II. Неудовольствие, когда бы оно ни чувствовалось, порождает желание освободиться от него, соразмерное степени неудовольствия.
Итак, неудовольствие есть первый источник и причина всех действий. Пока мы в состоянии покоя не испытываем неудобства, у нас нет желания двигаться, а без желания двигаться не может быть произвольного движения. Опыт каждого человека, наблюдавшего собственные действия, свидетельствует об истинности этого, и, я думаю, нет необходимости доказывать, что желание равно по степени неудовольствию, так как это подразумевается по сути дела: данное состояние не есть неудовольствие, пока мы не желаем освободиться от него, и неудовольствие невелико, пока соответствующее желание невелико.
Мне хотелось бы здесь заметить, сколь необходимо страдание или неудовольствие в устроении и замысле Вселенной, как оно хорошо на своем месте! Предположим, что оно вдруг полностью исчезло из мира, и рассмотрим последствия этого. Все живые существа немедленно остановились бы как вкопанные, они замерли бы именно в той позе, в какой находились в момент, когда они еще испытывали неудобство; с этого момента не двигались бы ни одна из конечностей, ни один палец; мы вес были бы сведены к состоянию статуи, застывшей и неподвижной; я продолжал бы сидеть здесь без движения с пером в руке и не оставил бы больше своего сидения, не написал бы ни одной буквы. На первый взгляд это может показаться странным, однако небольшое размышление сделает это очевидным, ибо невозможно указать другую причину для произвольных движений животных, кроме их неудобства в состоянии покоя. Без него природа приобрела бы совершенно другой облик! Как оно необходимо! И маловероятно, чтобы обитатели земли когда-либо были свободны от него или чтобы творец когда-либо имел в виду избавить их от него.
Я хотел бы также заметить здесь, что положение VIII в предшествующем разделе, гласящее, что «нет ни заслуг, ни недостатков и т. д.», может быть здесь вновь доказано как безошибочное, хотя и по-другому: так как свобода от неудовольствия есть цель всех наших действий, как же возможно, чтобы мы что-либо делали безучастно? Как же то или иное действие может быть достойно похвалы или порицания, вознаграждения или наказания, если естественный принцип себялюбия — его единственный и непреодолимый мотив?

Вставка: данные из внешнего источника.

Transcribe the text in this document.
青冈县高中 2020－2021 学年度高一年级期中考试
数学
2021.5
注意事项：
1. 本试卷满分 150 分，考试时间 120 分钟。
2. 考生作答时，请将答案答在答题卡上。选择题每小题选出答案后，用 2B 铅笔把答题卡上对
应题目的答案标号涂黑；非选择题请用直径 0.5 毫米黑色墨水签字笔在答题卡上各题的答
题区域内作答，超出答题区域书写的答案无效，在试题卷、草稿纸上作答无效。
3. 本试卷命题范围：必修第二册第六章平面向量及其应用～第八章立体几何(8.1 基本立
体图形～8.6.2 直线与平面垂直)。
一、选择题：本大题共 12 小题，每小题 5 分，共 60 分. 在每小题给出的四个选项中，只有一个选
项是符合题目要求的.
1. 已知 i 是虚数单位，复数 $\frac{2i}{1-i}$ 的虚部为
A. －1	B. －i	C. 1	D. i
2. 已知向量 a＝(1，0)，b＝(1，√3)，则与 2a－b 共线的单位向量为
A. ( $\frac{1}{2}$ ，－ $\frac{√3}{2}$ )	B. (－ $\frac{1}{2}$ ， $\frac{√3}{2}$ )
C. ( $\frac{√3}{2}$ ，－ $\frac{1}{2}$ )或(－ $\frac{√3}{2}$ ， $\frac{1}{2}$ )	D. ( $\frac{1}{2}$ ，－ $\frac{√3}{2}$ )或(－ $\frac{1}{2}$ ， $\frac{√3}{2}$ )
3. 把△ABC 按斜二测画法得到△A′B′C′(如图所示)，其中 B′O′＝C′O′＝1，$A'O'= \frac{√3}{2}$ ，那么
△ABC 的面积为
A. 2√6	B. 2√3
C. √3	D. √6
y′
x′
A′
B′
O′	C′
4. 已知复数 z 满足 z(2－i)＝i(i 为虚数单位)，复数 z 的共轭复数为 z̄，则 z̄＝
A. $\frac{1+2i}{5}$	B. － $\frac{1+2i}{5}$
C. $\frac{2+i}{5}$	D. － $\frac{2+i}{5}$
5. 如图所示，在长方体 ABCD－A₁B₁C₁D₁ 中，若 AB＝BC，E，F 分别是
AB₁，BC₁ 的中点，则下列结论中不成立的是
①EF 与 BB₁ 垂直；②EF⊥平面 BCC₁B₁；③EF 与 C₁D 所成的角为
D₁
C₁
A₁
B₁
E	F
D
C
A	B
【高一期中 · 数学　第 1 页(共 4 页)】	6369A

III. Данное желание всегда исполняется или удовлетворяется по своей цели или осуществлению, хотя и не по способу [ее достижения]: первое необходимо, второе нет. Чтобы объяснить это примером, предположим следующее: человек находится в доме, который грозит обвалом. Как только угроза воспринята, возникает сильная тревога, и это тотчас же порождает столь же сильное желание. Его цель — избавиться от тревожного состояния, предполагаемый же способ или средство достижения этой цели — уход из дома. Теперь, если он каким-то образом убеждается в том, что ошибся и что маловероятно, чтобы дом обвалился, то он немедленно освобождается от своего тревожного состояния, и цель его желания достигается так же, как если бы она достигалась желаемым способом действия, т. е. уходом из дома.
Все наши различные желания и страсти проистекают из одного — из неудовольствия и сводятся к нему одному, хотя предполагаемых нами средств избавления от него бесконечно много. Один имеет в виду славу, другой — богатство, третий — власть и т. д. как средство достижения этой цели, и хотя она никогда не достигается, если неудовольствие устраняется какими-либо другими способами, однако желание удовлетворяется. В течение всей вашей жизни непрерывно устраняются (по мере того, как они возникают) сменяющие друг друга неудовольствия, и последнее испытываемое нами неудовольствие устраняется сладким сном смерти.
IV. Исполнение или удовлетворение данного желания вызывает ощущение удовольствия, соразмерное желанию.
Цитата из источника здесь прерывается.